Your portfolio lost 26% of its value that year, and losing 1/4 of your life's saving isn't something most people are ready to stomach, especially when they need it the most (year just before or just after retirement, typically).
At the same time, Browne's allocation lost less than 1%. Since 2007 it had just one really bad year (2022, -13%, and even then it wasn't as bad as the above allocation), other than that, it was always positive or close to zero.
A simple portfolio that almost never loses money and still has a decent, yet significantly smaller than its competitors, CAGR. That's a pretty good option for very conservative investors, IMO.
There’s different stock ratios for different situations. But half cash is bad advice. Even if you are 85, you might have lots of cash equivalents, but you wouldn’t have 25% gold.
Picking a single year isn’t a productive example because the point of investment is to keep for multiple years.
With a 10+ year horizon, you should definitely be willing to stomach a 25% drop one year, because that happens. And of course the market was up over 100%+ in the following 10 years.
It’s not useful to compare Browne’s allocation without mentioning how it was much worse than the s&p500 over that period.
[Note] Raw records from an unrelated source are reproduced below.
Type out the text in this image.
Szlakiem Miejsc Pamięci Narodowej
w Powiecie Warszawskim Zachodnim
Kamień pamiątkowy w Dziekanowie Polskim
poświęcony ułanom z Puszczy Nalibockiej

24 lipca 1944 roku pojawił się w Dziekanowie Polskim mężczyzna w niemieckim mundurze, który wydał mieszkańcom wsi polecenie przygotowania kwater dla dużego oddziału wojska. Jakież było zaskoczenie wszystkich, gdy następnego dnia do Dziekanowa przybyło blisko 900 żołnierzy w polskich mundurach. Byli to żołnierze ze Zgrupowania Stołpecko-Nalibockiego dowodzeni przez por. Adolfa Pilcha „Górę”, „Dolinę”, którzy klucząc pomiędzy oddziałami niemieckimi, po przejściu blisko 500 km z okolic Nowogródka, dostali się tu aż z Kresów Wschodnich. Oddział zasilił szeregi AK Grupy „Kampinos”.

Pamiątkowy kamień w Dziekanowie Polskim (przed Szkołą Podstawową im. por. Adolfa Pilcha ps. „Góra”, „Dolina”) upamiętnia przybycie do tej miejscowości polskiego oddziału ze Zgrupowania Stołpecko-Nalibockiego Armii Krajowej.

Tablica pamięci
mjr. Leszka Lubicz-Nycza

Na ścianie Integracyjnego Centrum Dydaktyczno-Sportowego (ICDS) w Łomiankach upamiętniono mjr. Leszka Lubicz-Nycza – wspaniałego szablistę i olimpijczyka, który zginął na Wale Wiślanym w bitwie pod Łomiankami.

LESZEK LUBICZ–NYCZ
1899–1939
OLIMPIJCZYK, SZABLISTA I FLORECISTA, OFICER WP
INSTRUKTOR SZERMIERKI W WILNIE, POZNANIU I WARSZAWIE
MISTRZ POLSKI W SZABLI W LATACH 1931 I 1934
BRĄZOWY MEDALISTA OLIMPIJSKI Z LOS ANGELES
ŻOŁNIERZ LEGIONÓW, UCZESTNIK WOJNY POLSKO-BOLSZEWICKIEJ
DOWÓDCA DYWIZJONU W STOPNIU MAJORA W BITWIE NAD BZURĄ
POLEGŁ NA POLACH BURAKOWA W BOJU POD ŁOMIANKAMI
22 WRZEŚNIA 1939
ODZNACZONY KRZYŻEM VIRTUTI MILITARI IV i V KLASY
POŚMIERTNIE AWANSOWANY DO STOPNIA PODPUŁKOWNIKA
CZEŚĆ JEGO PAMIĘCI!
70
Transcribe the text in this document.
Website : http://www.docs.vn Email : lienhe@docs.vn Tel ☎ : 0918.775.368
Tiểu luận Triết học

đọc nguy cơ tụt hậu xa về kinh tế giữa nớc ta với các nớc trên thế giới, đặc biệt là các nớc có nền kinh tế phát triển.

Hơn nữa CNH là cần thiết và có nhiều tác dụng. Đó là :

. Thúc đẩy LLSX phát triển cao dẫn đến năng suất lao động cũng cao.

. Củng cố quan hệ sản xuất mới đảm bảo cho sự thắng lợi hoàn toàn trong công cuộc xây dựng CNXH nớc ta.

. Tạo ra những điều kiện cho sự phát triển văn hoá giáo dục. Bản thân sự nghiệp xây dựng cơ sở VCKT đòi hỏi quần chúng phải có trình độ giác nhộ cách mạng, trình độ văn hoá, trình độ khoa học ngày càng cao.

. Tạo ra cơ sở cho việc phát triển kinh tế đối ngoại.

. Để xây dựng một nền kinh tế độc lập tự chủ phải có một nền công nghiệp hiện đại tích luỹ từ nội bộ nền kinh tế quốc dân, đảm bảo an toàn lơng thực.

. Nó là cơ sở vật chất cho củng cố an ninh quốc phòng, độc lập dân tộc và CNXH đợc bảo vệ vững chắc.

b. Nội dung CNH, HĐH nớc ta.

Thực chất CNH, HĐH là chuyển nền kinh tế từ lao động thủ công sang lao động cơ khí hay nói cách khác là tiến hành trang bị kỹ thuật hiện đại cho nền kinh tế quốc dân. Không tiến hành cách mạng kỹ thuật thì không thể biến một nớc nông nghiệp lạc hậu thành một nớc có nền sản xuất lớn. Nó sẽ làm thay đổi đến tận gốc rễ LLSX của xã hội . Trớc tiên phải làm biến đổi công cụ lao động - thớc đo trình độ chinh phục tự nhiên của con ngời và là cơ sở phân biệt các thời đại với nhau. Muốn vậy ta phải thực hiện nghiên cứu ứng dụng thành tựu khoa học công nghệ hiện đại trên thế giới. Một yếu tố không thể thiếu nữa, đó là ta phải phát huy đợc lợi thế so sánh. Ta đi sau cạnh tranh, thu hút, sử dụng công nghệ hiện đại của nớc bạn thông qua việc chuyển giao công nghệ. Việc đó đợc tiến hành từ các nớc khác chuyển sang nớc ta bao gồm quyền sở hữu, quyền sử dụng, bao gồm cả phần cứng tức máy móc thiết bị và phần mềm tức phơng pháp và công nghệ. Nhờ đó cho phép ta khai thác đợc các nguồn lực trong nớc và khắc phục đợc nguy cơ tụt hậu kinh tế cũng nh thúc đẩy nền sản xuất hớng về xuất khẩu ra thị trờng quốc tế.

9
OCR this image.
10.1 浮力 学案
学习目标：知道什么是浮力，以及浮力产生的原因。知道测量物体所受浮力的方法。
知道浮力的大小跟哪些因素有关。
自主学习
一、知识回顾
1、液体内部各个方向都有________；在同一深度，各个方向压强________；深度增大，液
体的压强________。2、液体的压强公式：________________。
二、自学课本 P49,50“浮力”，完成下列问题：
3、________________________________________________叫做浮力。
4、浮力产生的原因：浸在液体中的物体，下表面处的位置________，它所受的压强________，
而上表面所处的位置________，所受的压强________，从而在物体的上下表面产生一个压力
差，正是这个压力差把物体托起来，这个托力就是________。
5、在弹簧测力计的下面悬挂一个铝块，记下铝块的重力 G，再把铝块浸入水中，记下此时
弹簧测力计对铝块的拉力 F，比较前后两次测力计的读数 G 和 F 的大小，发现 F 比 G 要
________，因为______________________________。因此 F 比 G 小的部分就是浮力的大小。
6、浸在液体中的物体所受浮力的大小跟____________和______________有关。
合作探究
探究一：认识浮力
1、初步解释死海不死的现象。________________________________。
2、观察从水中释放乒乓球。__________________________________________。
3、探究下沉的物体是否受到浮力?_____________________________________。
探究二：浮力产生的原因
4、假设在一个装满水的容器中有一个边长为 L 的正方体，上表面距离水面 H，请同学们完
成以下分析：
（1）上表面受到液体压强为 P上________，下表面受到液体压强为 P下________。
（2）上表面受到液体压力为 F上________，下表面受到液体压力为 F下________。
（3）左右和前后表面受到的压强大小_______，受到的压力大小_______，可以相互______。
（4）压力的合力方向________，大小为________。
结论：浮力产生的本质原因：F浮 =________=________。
To compare strategies, you want to look at them compared to one another. And of course past performance doesn’t guarantee future performance. But it can be helpful.
“Almost never loses money” is not a very good strategy unless you are in retirement already. Most people aren’t in retirement so if they choose a never lose money vs strategy they will end up with less money than a “loses 25% sometimes, but averages more.”
Average return is a metric, but it's not the only one. If you really want the biggest possible CAGR and don't care at all about volatility, you won't beat a 100% stocks allocation.
Browne allocation's Sharpe ratio (0.67) is better than yours' (0.60). They serve different purposes and cater to different investors.
I personally wouldn't use Browne's because I'm still young(ish) and have a very, very stable income and will get a pension from my government, so I can stomach the volatility and better take the best average return. But if I were a freelance of some sort in my late fifties or older, I'd get closer to Browne's allocation.